LLM hallucinations (fabricated pricing, invented features, outdated version numbers) erode user trust and can cause real harm in production. Automated detection verifies LLM-generated claims against live search results before the output reaches users. The approach: extract factual assertions, search for each claim, flag mismatches.
Why Search-Based Verification Works
Traditional hallucination detection relies on the model's own confidence scores, which are unreliable. A model can be confidently wrong. Search-based verification is external: if the LLM says "Tavily costs $50/mo" and a Google search for "Tavily pricing 2026" returns results saying "$30/mo", that is a verified mismatch regardless of the model's confidence.
The Verification Pipeline
import requests, os, json
H = {"x-api-key": os.environ["SCAVIO_API_KEY"]}
def verify_claim(claim_text, search_query, expected_value):
"""Verify a factual claim against live search results."""
r = requests.post("https://api.scavio.dev/api/v1/search", headers=H,
json={"platform": "google", "query": search_query},
timeout=10).json()
snippets = " ".join(
s.get("snippet", "") for s in r.get("organic", [])[:3])
verified = expected_value.lower() in snippets.lower()
return {
"claim": claim_text,
"verified": verified,
"evidence": snippets[:300],
}
claims = [
{"text": "Tavily costs $30/mo",
"query": "Tavily pricing 2026",
"expected": "$30"},
{"text": "Firecrawl Hobby plan is $16/mo",
"query": "Firecrawl pricing 2026",
"expected": "$16"},
]
for c in claims:
result = verify_claim(c["text"], c["query"], c["expected"])
status = "PASS" if result["verified"] else "FAIL"

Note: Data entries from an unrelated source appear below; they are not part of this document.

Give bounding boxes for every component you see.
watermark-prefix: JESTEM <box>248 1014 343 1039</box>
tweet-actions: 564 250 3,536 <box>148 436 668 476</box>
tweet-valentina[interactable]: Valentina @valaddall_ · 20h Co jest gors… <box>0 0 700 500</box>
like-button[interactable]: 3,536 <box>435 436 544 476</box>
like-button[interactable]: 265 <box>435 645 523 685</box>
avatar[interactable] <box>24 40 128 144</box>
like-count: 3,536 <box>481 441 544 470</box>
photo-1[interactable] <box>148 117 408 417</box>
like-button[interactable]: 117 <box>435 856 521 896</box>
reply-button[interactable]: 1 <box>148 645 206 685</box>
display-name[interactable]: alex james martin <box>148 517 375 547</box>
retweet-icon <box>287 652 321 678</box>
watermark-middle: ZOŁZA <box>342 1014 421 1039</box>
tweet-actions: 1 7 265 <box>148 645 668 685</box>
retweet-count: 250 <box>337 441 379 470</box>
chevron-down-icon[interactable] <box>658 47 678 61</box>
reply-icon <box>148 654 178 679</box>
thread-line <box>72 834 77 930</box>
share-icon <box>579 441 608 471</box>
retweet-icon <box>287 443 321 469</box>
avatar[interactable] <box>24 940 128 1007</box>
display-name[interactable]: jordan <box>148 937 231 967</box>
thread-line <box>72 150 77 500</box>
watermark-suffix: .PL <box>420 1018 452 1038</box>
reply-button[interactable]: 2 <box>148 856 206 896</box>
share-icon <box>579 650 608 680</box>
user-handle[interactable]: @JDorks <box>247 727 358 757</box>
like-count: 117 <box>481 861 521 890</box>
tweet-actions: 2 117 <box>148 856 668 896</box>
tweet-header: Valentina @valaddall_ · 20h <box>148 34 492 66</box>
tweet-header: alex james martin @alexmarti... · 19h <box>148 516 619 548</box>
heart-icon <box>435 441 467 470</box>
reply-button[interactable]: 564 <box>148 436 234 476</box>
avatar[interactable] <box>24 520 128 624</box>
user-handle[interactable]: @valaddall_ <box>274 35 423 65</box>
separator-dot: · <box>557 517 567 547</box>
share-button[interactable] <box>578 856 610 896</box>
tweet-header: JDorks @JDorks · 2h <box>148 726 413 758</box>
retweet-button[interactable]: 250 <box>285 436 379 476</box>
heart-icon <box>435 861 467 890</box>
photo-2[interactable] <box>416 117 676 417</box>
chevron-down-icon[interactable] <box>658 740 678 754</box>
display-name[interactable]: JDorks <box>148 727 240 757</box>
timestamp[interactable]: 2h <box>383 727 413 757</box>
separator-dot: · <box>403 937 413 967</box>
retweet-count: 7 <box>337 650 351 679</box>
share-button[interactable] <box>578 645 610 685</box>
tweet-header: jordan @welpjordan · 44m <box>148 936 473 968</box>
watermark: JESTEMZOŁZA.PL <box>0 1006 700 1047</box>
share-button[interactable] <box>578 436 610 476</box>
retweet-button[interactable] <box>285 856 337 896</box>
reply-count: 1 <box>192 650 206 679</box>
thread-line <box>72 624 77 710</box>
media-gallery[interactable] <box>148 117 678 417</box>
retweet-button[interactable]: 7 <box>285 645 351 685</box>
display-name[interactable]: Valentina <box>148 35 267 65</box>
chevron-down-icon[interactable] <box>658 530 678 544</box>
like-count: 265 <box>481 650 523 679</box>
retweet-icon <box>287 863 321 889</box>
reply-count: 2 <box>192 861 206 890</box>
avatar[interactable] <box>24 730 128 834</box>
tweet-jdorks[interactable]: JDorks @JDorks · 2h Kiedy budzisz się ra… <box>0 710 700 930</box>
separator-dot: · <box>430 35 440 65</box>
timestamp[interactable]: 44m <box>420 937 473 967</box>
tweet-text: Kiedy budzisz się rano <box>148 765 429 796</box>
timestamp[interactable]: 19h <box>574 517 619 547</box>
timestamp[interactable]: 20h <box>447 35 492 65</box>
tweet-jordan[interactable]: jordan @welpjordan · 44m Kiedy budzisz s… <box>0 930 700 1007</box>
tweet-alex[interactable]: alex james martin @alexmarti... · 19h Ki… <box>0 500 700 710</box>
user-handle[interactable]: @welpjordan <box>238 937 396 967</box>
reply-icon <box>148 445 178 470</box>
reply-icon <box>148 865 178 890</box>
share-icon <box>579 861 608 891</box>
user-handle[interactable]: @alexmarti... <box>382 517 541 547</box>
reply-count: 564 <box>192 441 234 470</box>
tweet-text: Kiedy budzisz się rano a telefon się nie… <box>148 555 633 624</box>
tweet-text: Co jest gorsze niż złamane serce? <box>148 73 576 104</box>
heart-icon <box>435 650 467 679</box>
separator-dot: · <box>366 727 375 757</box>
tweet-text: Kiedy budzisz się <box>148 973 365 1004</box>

print(f"[{status}] {result['claim']}")Cold Start for LLM Failure Data
Building a dataset of known LLM failures is a cold start problem. Instead of waiting for community contributions, pipe search API results as ground truth against LLM outputs automatically. If the LLM says "library X has function Y" and a search for current docs says otherwise, that is a verified failure data point. Automated verification scales better than manual crowdsourcing for building the initial dataset.
What to Verify
- Pricing claims: any dollar amount attributed to a specific product or service
- Version numbers: any specific version (v3.2, 2.0.1) claimed for software
- Feature claims: "X supports Y" or "X integrates with Y"
- Date-sensitive facts: "as of 2026" or "released in Q1"
- Comparative claims: "X is faster/cheaper/better than Y"
The cost of verification is low: 1-3 search queries per claim at $0.005/credit. For a typical LLM response with 5 factual claims, verification costs $0.025-$0.075. Compare that to the cost of a customer making a decision based on a hallucinated pricing comparison.